Use `jp.load(...)` with:

- `"sex"`: historical sex-disaggregated surveillance
- `"place"`: historical place-category surveillance
- `"bullet"`: modern all-case weekly reports (rapid zensu)
- `"sentinel"`: sentinel weekly reports (teitenrui; 2012+ in release data assets)
- `"unified"`: deduplicated combined dataset (sex-total + modern bullet/sentinel, recommended)
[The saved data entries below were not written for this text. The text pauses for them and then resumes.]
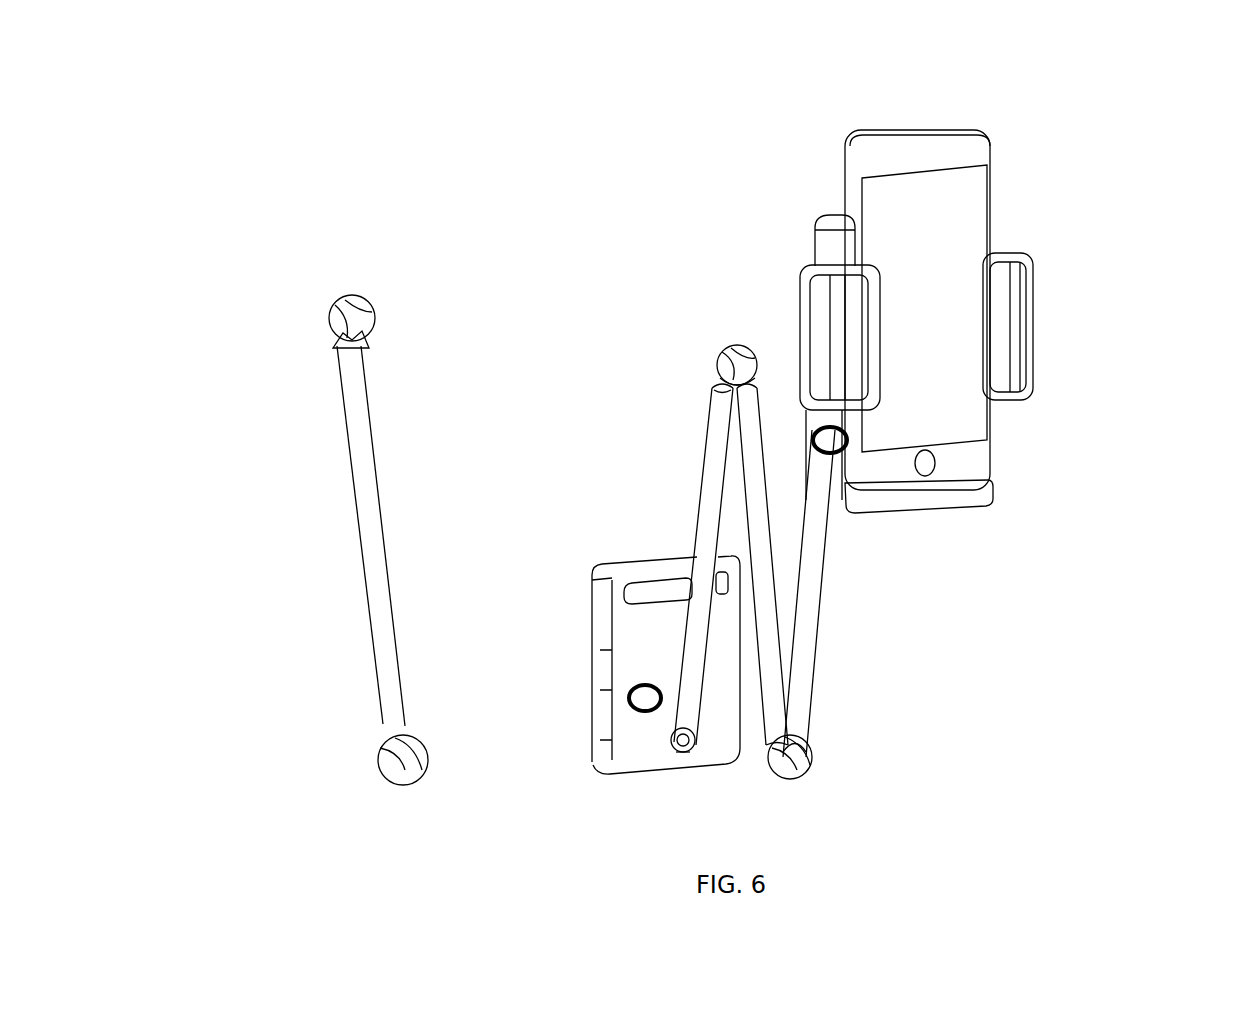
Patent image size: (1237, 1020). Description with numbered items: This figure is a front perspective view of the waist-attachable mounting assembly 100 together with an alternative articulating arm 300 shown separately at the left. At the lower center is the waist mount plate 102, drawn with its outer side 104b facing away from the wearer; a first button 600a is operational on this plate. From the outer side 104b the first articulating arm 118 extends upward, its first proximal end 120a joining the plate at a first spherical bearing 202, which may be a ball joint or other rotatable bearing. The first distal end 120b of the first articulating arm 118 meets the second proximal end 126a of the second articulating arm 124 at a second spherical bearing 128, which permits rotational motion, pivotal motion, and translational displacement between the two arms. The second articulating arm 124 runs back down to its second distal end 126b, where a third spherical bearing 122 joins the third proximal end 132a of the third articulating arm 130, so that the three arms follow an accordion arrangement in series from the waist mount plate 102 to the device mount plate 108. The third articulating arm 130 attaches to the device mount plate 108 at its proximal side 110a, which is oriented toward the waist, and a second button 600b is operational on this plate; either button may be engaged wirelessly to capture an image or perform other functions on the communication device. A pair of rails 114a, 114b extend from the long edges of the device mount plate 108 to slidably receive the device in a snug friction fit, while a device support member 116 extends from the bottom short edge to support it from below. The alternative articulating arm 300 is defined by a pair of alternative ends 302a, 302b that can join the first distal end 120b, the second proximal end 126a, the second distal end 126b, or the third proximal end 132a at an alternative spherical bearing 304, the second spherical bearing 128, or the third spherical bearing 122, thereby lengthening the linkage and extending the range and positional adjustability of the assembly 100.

The waist-attachable mounting assembly 100 is at (536, 188).
The waist mount plate 102 is at (568, 663).
The outer side 104b is at (656, 616).
The device mount plate 108 is at (900, 530).
The proximal side 110a is at (843, 227).
The rail 114a is at (858, 292).
The rail 114b is at (1028, 305).
The device support member 116 is at (985, 493).
The first articulating arm 118 is at (698, 530).
The first proximal end 120a is at (678, 703).
The first distal end 120b is at (717, 407).
The third spherical bearing 122 is at (800, 763).
The second articulating arm 124 is at (766, 527).
The second proximal end 126a is at (755, 405).
The second distal end 126b is at (766, 710).
The second spherical bearing 128 is at (742, 355).
The third articulating arm 130 is at (817, 593).
The third proximal end 132a is at (803, 720).
The first spherical bearing 202 is at (682, 747).
The alternative articulating arm 300 is at (312, 521).
The alternative end 302a is at (337, 365).
The alternative end 302b is at (382, 724).
The alternative spherical bearing 304 is at (365, 300).
The first button 600a is at (630, 701).
The second button 600b is at (830, 455).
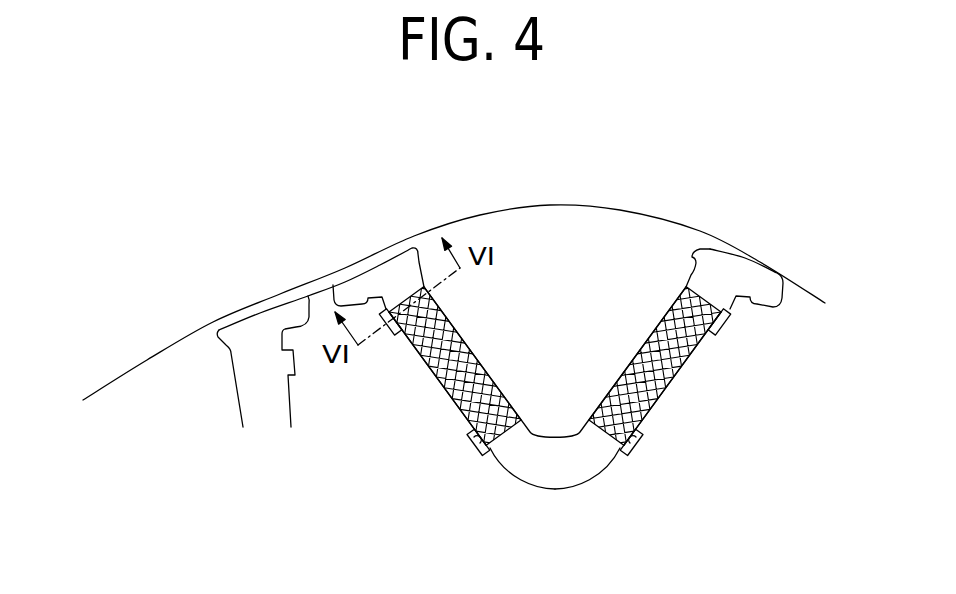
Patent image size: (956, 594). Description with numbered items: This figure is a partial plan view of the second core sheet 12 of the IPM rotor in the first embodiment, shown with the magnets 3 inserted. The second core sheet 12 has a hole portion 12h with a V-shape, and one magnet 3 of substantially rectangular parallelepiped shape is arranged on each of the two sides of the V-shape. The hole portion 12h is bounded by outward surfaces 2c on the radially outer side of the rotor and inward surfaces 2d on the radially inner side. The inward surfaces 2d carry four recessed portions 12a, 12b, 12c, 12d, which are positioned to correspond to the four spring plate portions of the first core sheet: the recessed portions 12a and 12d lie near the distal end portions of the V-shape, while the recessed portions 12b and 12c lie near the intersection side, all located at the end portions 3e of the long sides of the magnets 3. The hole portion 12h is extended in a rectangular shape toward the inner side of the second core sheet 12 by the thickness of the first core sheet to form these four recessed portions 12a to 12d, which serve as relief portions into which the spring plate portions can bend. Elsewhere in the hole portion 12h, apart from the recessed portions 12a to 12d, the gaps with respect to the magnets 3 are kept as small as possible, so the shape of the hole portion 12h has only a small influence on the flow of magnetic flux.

The second core sheet 12 is at (77, 113).
The recessed portion 12a is at (398, 330).
The recessed portion 12b is at (482, 458).
The recessed portion 12c is at (634, 455).
The recessed portion 12d is at (722, 333).
The hole portion 12h is at (708, 270).
The outward surface 2c is at (478, 355).
The inward surface 2d is at (434, 373).
The magnet 3 is at (498, 386).
The end portion 3e is at (395, 307).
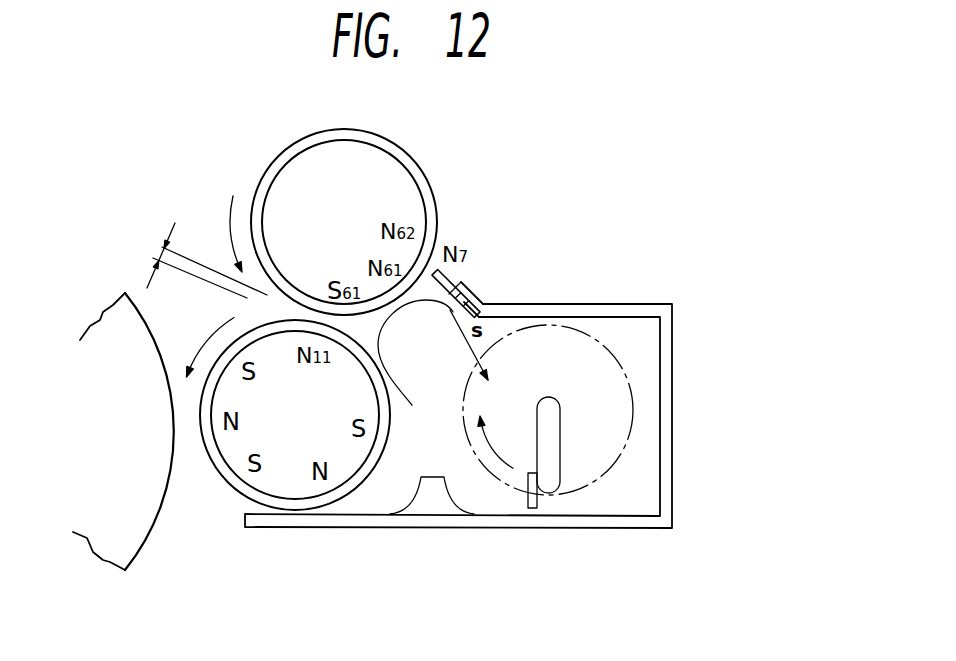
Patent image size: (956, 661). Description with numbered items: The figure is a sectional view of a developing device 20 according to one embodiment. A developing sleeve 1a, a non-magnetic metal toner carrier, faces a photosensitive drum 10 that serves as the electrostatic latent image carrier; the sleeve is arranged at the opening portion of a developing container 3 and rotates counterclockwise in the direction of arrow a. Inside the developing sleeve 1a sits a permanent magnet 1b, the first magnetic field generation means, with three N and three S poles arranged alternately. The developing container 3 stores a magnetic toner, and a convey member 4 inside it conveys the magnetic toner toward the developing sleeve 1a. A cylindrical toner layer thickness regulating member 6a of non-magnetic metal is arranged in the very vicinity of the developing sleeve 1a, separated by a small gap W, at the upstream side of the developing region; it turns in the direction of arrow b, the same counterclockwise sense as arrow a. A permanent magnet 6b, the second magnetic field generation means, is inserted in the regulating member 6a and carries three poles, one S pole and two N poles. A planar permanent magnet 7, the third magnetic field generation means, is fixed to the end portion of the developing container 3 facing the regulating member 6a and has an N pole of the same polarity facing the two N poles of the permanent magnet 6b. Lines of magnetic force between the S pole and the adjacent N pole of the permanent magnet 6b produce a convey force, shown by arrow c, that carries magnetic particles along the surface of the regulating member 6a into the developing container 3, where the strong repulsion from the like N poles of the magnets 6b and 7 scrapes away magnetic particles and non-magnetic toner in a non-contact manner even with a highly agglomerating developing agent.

The developing sleeve 1a is at (282, 417).
The permanent magnet 1b is at (293, 443).
The developing container 3 is at (475, 405).
The convey member 4 is at (553, 474).
The toner layer thickness regulating member 6a is at (340, 211).
The permanent magnet 6b is at (326, 222).
The planar permanent magnet 7 is at (463, 269).
The photosensitive drum 10 is at (129, 439).
The developing device 20 is at (531, 356).
The gap between rollers W is at (199, 260).
The arrow a is at (209, 345).
The arrow b is at (224, 234).
The arrow c is at (478, 297).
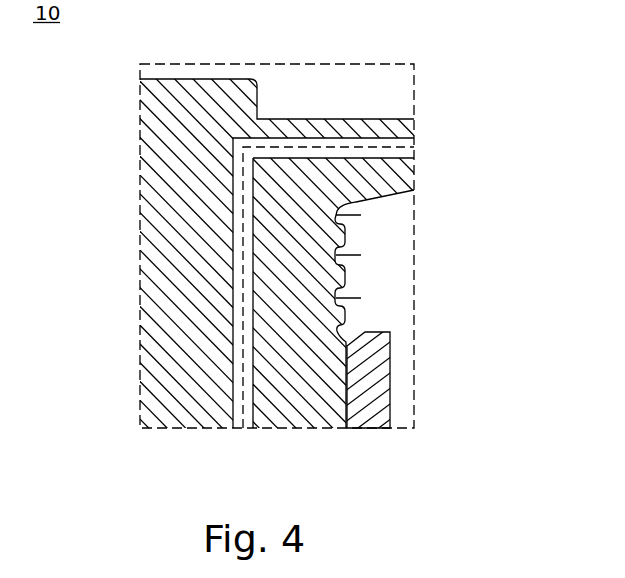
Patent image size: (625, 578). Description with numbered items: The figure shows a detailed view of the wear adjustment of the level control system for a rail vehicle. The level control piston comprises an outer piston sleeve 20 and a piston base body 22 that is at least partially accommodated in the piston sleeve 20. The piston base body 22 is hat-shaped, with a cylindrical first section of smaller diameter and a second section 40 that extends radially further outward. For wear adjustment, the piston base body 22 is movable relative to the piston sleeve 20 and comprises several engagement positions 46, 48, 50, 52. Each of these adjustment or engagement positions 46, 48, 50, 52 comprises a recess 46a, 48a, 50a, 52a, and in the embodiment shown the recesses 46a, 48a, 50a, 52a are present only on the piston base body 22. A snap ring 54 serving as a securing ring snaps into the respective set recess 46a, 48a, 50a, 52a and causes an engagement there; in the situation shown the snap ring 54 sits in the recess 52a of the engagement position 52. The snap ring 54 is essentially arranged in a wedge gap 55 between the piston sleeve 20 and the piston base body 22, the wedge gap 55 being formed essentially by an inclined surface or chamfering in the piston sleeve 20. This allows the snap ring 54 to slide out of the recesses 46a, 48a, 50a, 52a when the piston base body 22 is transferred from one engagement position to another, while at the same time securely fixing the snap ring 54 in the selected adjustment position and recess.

The piston sleeve 20 is at (376, 377).
The piston base body 22 is at (158, 430).
The second section 40 is at (373, 198).
The engagement position 46 is at (336, 222).
The recess 46a is at (343, 206).
The engagement position 48 is at (336, 231).
The recess 48a is at (338, 268).
The engagement position 50 is at (338, 283).
The recess 50a is at (336, 297).
The engagement position 52 is at (342, 340).
The recess 52a is at (345, 342).
The snap ring 54 is at (352, 341).
The wedge gap 55 is at (387, 332).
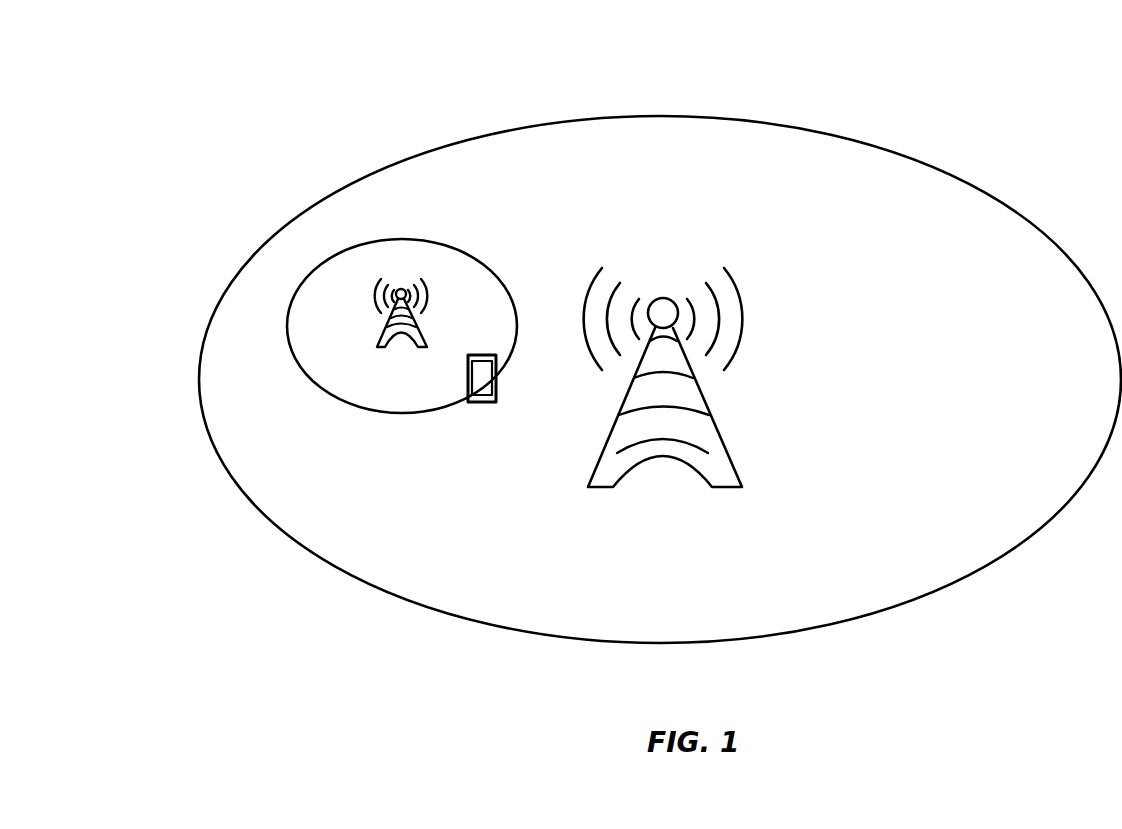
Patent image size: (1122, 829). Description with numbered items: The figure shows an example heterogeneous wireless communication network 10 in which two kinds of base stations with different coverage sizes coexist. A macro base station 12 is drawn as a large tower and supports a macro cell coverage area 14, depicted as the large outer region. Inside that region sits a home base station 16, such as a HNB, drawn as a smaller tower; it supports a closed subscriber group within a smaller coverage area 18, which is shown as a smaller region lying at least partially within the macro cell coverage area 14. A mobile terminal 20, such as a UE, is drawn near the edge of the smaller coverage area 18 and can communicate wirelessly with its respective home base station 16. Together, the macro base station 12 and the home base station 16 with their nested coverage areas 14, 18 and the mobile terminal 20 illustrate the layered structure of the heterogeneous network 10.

The heterogeneous network 10 is at (297, 98).
The macro base station 12 is at (733, 483).
The macro cell coverage area 14 is at (983, 187).
The home base station 16 is at (399, 290).
The smaller coverage area 18 is at (460, 250).
The mobile terminal 20 is at (467, 370).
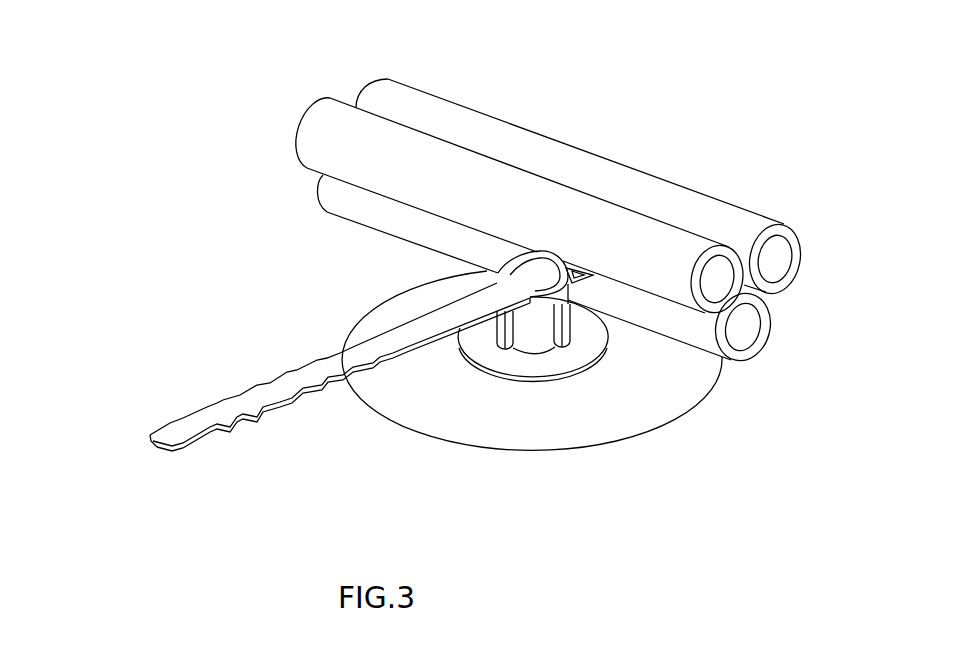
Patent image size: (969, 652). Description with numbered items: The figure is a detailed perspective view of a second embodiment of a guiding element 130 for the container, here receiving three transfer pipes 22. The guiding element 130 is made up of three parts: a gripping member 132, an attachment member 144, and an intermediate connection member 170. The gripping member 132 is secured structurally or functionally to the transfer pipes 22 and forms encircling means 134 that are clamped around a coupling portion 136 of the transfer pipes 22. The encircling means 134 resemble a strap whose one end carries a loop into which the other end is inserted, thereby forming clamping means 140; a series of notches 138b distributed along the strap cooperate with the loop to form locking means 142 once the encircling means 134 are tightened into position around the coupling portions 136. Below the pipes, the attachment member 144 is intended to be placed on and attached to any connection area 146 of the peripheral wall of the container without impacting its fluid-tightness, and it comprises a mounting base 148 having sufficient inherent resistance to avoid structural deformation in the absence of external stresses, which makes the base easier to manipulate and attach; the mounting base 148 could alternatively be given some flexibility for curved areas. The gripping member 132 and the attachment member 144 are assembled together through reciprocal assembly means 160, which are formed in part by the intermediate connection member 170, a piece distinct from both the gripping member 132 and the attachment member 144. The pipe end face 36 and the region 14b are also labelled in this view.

The transfer pipes 22 is at (708, 185).
The tube 36 is at (592, 189).
The boss 14b is at (600, 363).
The attachment member 144 is at (571, 357).
The connection area 146 is at (600, 400).
The mounting base 148 is at (532, 378).
The intermediate connection member 170 is at (543, 330).
The reciprocal assembly means 160 is at (545, 300).
The guiding element 130 is at (273, 320).
The clamping means 140 is at (328, 320).
The coupling portion 136 is at (247, 360).
The encircling means 134 is at (340, 410).
The gripping member 132 is at (340, 410).
The notches 138b is at (309, 403).
The locking means 142 is at (340, 367).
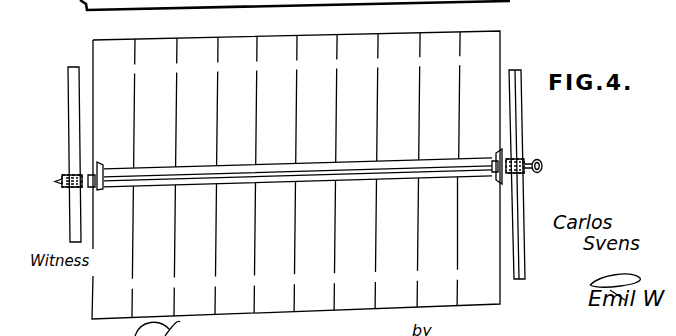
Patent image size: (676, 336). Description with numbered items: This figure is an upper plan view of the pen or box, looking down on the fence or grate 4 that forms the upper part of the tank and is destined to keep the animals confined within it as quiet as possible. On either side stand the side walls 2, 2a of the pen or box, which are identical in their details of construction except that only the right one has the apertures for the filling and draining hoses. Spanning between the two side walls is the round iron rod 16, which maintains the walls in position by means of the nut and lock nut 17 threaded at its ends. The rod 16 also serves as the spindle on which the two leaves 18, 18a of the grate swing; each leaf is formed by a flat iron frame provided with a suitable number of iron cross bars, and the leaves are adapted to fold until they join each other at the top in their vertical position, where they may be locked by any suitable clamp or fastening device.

The fence or grate 4 is at (359, 33).
The leaf of the grate 18a is at (343, 122).
The leaf of the grate 18 is at (294, 260).
The side wall 2a is at (67, 103).
The side wall 2 is at (520, 71).
The nut and lock nut 17 is at (64, 172).
The round iron rod 16 is at (57, 187).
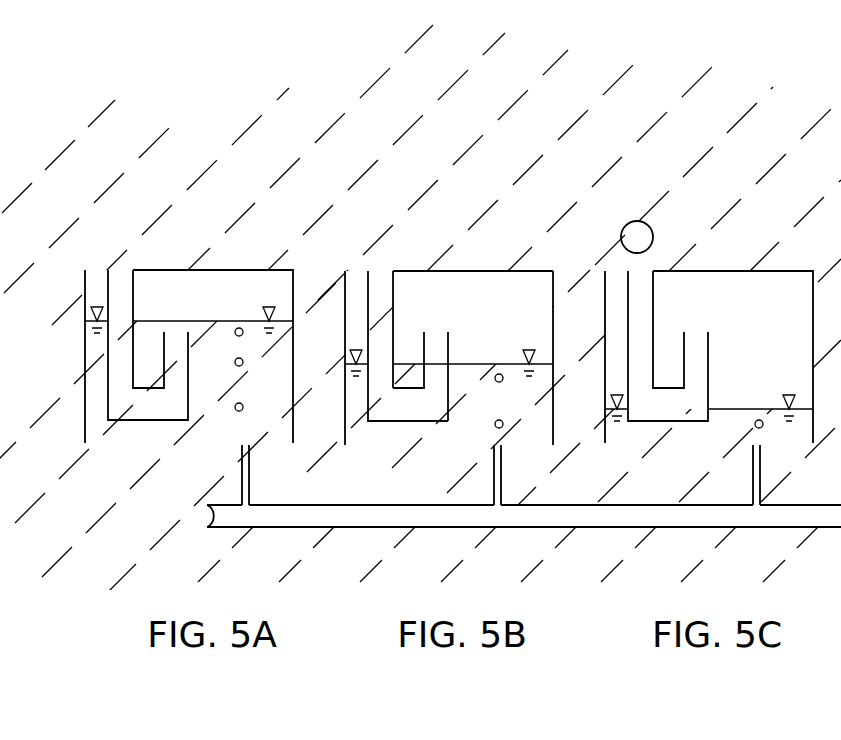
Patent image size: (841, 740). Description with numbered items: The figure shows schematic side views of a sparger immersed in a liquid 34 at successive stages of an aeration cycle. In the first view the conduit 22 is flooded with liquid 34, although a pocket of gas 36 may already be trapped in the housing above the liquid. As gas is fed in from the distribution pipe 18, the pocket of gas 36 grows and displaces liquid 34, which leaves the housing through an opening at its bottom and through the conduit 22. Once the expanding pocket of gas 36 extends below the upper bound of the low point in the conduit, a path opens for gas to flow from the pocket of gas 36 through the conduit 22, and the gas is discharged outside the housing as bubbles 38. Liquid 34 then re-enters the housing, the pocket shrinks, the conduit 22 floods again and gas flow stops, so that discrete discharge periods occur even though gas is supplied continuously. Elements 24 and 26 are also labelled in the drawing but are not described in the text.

In FIG. 5B, the distribution pipe 18 is at (565, 516).
In FIG. 5B, the conduit 22 is at (395, 297).
In FIG. 5B, the weir wall 24 is at (450, 332).
In FIG. 5B, the top cover wall 26 is at (395, 264).
In FIG. 5C, the liquid 34 is at (731, 168).
In FIG. 5A, the pocket of gas 36 is at (201, 306).
In FIG. 5C, the bubbles 38 is at (639, 221).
Detailed schema and coverage are documented in [DATASETS.md](./docs/DATASETS.md).

## Raw Download and Parsing

Raw file workflows are available in `jp_idwr_db.io`:

- `jp_idwr_db.io.download(...)`
- `jp_idwr_db.io.download_recent(...)`
- `jp_idwr_db.io.read(...)`

These are useful for refreshing local raw weekly files or debugging parser behavior.

## Data Wrangling Examples

See [EXAMPLES.md](./docs/EXAMPLES.md) for Polars-first data wrangling recipes (grouping, trends, regional slices, source-aware filtering).

Disease-by-disease temporal coverage is documented in [DISEASES.md](./docs/DISEASES.md).

## Data Source

NIID/JIHS infectious disease surveillance publications:

- Historical annual archive files (`Syu_01_1`, `Syu_02_1`)
- Rapid weekly CSV reports (`zensuXX.csv`, `teitenruiXX.csv`)

## Development

```bash
uv sync --all-extras --dev
uv run ruff check .
uv run mypy src
uv run pytest
```

## Security and Integrity

- Release assets include a `jp_idwr_db-manifest.json` with SHA256 checksums.
- `ensure_data()` verifies archive checksum and each extracted parquet checksum before marking cache complete.
- For PyPI publishing, prefer Trusted Publishing (OIDC) over long-lived API tokens.

## License

GPL-3.0-or-later. See [LICENSE](./LICENSE).